Por eso, las marcas turísticas deben adaptar sus modelos de atención. De lo contrario, podrían quedar fuera de una dinámica comercial en la que prevalecen inmediatez y conveniencia.

En respuesta, algunas empresas ya integran inteligencia artificial, chatbots, autoservicio 24/7 y mensajería automatizada para interactuar con clientes de forma proactiva desde cualquier canal disponible.

Así, la atención deja de ser reactiva. Ahora, las marcas buscan anticipar necesidades, activar promociones contextualizadas y resolver problemas en tiempo real.

Además, el 81% de los líderes de experiencia al cliente en turismo cree que el 80% de las consultas podrá resolverse sin intervención humana en los próximos años, según Zendesk.

Sin embargo, el uso de inteligencia artificial no reemplaza el trato humano. Por el contrario, lo complementa para aumentar la eficiencia y liberar recursos humanos para casos complejos.

En ese contexto, el 85% de los encuestados considera que la IA humanizada mejora la interacción, mientras que el 87% confía en su capacidad para personalizar servicios eficientemente.

Asimismo, herramientas como el análisis predictivo permiten interpretar preferencias, hábitos y emociones del Nuevo Turista a partir de datos de comportamiento e historial de viajes.

Esto permite a las marcas diseñar itinerarios personalizados que incrementan el valor percibido sin aumentar costos operativos de manera desproporcionada.

A la vez, esta automatización permite al personal humano enfocarse en tareas que requieren empatía, juicio o gestión de situaciones excepcionales.

Por ejemplo, resolver una cancelación urgente, gestionar solicitudes especiales, realizar mejoras de habitación, o resolver un incidente operativo.

El nuevo turista requiere de inversión en nuevas tecnologías

De acuerdo con el informe citado, el 65% de los líderes en el sector de viajes y hospitalidad ya reportó retorno de inversión tras implementar IA en sus procesos de atención.

Con este modelo, las empresas buscan convertir cada punto de contacto en una oportunidad para generar lealtad, optimizar operaciones y diferenciar su marca.

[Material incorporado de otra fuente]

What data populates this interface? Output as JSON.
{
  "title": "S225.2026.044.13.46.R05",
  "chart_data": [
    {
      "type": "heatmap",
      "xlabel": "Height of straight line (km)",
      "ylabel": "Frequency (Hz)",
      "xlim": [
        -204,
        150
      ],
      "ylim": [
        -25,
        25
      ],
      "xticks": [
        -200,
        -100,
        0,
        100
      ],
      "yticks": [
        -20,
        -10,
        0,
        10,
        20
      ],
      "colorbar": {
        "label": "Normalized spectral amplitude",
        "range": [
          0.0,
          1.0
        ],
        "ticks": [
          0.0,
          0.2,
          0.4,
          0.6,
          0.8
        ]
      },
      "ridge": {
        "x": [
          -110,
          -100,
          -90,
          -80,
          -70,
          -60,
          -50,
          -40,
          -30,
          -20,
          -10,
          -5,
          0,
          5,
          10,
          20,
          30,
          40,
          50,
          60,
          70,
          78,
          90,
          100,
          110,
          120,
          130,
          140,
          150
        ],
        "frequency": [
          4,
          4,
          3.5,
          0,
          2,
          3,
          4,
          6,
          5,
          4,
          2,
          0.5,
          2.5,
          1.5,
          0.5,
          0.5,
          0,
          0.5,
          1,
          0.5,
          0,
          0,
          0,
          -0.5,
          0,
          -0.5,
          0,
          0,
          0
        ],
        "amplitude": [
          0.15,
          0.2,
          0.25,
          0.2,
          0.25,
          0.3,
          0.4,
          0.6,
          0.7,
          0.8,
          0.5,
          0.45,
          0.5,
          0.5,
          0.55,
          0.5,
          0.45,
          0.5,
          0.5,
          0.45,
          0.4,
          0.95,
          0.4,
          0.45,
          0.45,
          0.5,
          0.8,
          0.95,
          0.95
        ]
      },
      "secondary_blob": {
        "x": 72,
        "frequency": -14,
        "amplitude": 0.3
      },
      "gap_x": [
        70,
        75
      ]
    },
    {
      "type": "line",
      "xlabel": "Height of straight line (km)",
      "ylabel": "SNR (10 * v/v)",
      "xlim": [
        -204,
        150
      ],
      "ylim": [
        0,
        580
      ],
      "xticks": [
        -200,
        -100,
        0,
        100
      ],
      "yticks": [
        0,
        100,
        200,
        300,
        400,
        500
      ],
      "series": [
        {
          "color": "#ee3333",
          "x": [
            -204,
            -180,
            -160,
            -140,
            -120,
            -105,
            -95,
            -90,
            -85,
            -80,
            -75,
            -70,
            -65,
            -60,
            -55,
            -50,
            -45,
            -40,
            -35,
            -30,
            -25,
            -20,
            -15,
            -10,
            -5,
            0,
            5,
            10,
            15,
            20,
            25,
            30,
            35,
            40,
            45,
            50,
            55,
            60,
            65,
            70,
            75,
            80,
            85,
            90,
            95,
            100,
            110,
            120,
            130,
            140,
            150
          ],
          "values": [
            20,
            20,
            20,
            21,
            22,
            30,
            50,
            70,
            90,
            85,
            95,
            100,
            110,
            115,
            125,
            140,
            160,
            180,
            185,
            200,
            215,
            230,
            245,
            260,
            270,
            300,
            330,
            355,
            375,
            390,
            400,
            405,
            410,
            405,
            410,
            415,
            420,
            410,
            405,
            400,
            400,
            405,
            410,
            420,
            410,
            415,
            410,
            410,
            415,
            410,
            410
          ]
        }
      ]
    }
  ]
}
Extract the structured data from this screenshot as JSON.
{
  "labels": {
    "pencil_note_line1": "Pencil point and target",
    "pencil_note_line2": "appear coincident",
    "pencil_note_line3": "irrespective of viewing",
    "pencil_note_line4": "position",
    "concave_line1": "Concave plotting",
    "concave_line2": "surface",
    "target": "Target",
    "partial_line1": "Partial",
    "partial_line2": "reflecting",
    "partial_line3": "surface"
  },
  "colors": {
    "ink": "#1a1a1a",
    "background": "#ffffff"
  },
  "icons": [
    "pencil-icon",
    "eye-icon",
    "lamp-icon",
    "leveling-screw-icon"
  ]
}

Durante temporadas de alta demanda, como el verano, estas capacidades cobran mayor relevancia. La atención eficiente puede influir en la percepción general del servicio.

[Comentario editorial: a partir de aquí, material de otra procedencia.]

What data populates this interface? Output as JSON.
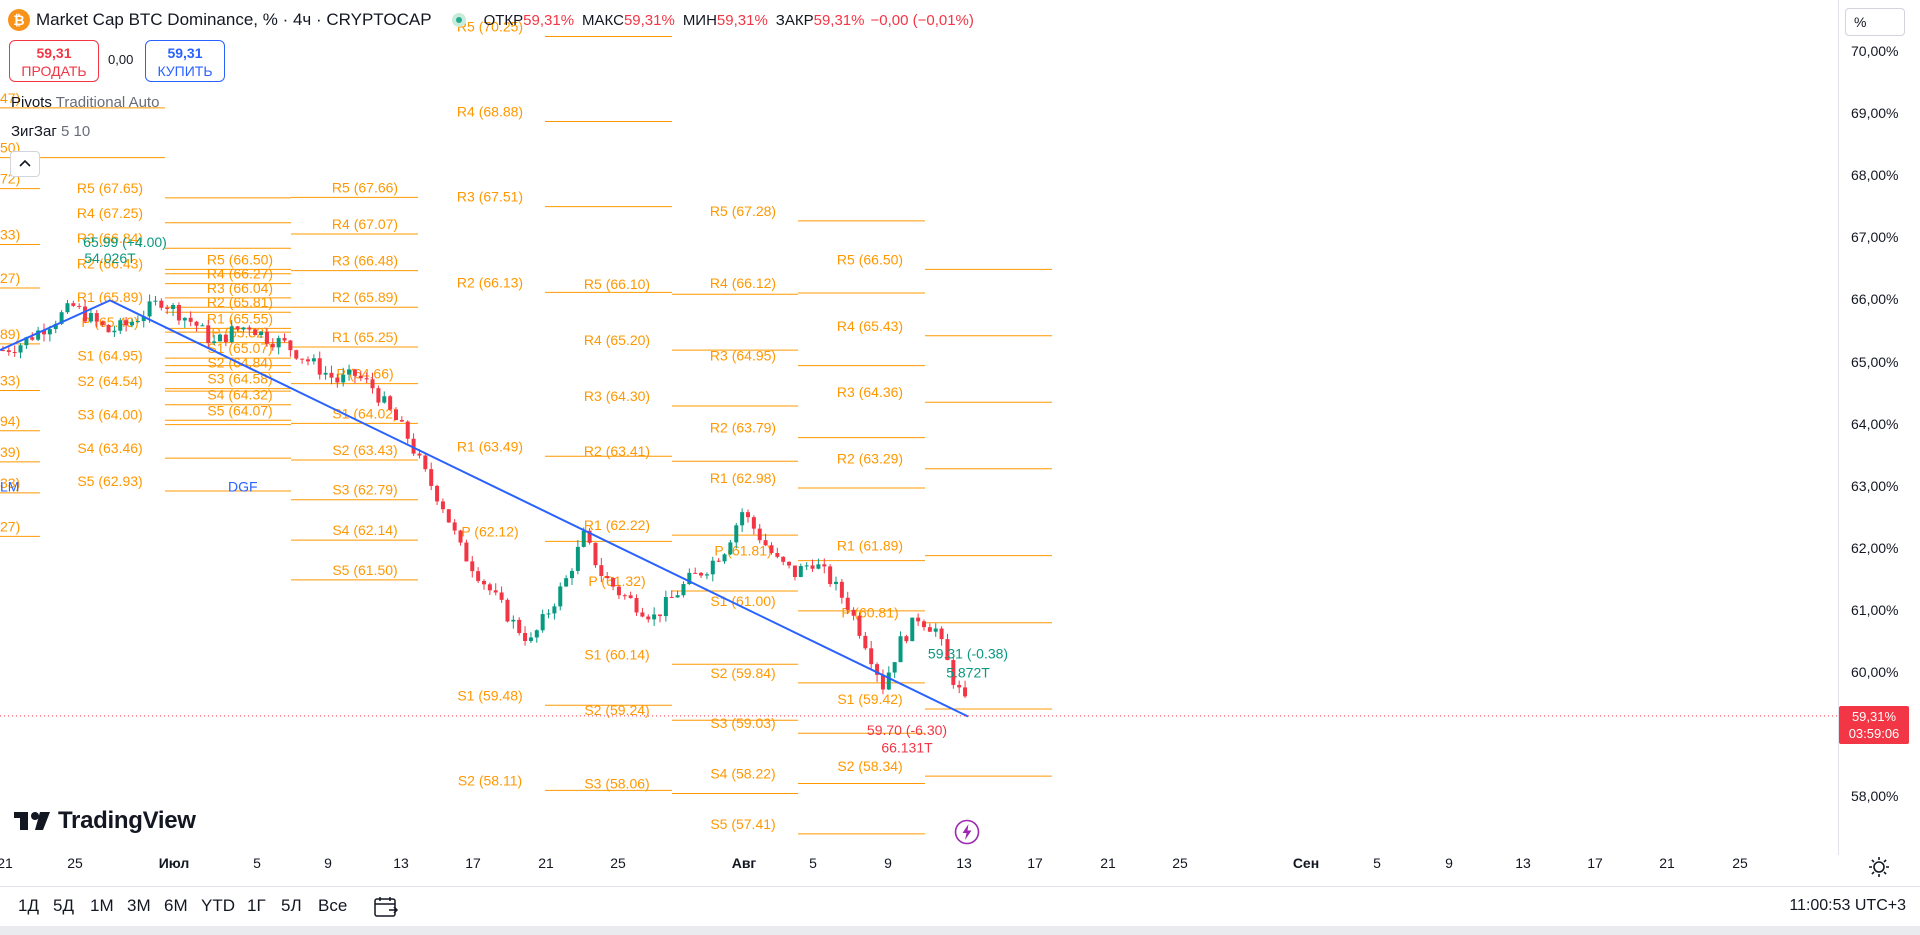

Ya sea al reservar actividades, conocer amenidades del hotel, ubicar restaurantes o solicitar asistencia adicional, cada paso forma parte de una cadena de valor integrada.

Por tanto, el Nuevo Turista no solo evalúa destinos. También considera la calidad de las interacciones que vive antes, durante y después del viaje.

Frente a esto, las marcas que no adapten sus procesos podrían enfrentar pérdidas en un entorno donde la competencia se mide también en segundos de respuesta y personalización efectiva.

Este enfoque obliga a repensar los modelos tradicionales de hospitalidad. Ya no basta con atender bien: ahora es necesario anticiparse, conocer mejor al cliente y actuar de forma estratégica.

De este modo, el Nuevo Turista no solo redefine cómo se viaja, sino también cómo se construye la fidelidad a través de experiencias consistentes, fluidas y adaptadas a cada perfil.